Schwartzel will present tools available to alert the public to projects which may be seen as threats and/or have negative impacts; apply pressure through public disclosure and publicity of inaction by fourteen of Ontario’s ministries who have environmental responsibilities; sponsor new laws where none exist, but are needed; and investigate non-compliance with laws, regulations and policies.
- Advertisement -
Dowling notes there will be an opportunity to directly ask her questions after her presentation. He first got involved when a gravel pit in West Montrose came to life just over eight years ago. There were concerns about a pit being located that close to the West Montrose Covered Bridge and in the middle of what’s now a “cultural heritage landscape.” Gravel Watch provides resources for people to be better equipped to deal with those kinds of applications.
“We try to educate our members and the public on those issues and also how to deal with a pit if they have concerns with a pit occurring. We don’t step up and say ‘that application is wrong, it shouldn’t happen.’ We just say we don’t have the resources to do that but we can help you to determine if you should be concerned and if so, what to do about it,” Dowling said.
He notes the issue is timely considering water concerns in Elora right now. Nestle wants to install a backup plant there with the opportunity to extract water if they need more than they have in other locations. The Gravel Watch Ontario public meeting will be held just half an hour down the road in Aberfoyle, next to the Nestle water operation there.

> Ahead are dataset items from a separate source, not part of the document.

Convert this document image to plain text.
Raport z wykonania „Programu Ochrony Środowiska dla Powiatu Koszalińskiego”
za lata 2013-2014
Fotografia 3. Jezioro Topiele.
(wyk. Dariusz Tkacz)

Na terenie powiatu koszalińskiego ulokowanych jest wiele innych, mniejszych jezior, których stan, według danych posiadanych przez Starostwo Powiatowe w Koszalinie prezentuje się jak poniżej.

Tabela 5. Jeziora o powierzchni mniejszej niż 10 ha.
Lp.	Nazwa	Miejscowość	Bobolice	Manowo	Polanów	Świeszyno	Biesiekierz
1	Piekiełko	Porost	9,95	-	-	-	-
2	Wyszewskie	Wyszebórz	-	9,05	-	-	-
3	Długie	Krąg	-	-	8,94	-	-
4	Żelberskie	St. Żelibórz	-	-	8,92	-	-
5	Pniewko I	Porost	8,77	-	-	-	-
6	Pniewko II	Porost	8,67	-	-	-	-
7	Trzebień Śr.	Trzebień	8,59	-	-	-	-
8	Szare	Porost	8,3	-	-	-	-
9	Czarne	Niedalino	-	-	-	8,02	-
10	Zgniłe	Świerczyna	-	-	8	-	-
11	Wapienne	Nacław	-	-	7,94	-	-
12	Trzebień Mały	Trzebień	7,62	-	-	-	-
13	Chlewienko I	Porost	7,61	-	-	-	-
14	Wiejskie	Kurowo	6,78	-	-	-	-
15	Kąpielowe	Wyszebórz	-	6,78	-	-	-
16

“They’re just in the process of trying to renew their permit to take water. It’s kind of fascinating that the businesses pay, I think it’s $3.75 per million litres to take water out of the ground, it’s nothing. It might as well be free. It’s timely, it’s an opportunity if people have environmental concerns, she’s there,” Dowling said.
He expects a good turnout to the event with ten groups already signed up for display tables, and he predicts they’ll come near the 100-mark or higher in attendance.
Gravel Watch Ontario also has its eye on the Aggregate Resources Act. The province is in the process of reviewing it and they’re hoping for some positive developments in the act with the next few months.
“We hope that they’ll become better informed in matters around those issues, or issues they want to bring up themselves. I think they’ll perhaps understand better how the Ontario government system works through the Ministry of Environment and climate change and through the Environmental Commissioner’s office. Hopefully they’ll understand how they can become more and better engaged themselves to have a voice,” Dowling said.
The Ontario Gravel Watch public meeting starts at 7 p.m. on Sept. 13 at the Puslinch Community Centre in Aberfoyle. Doors open at 6 p.m.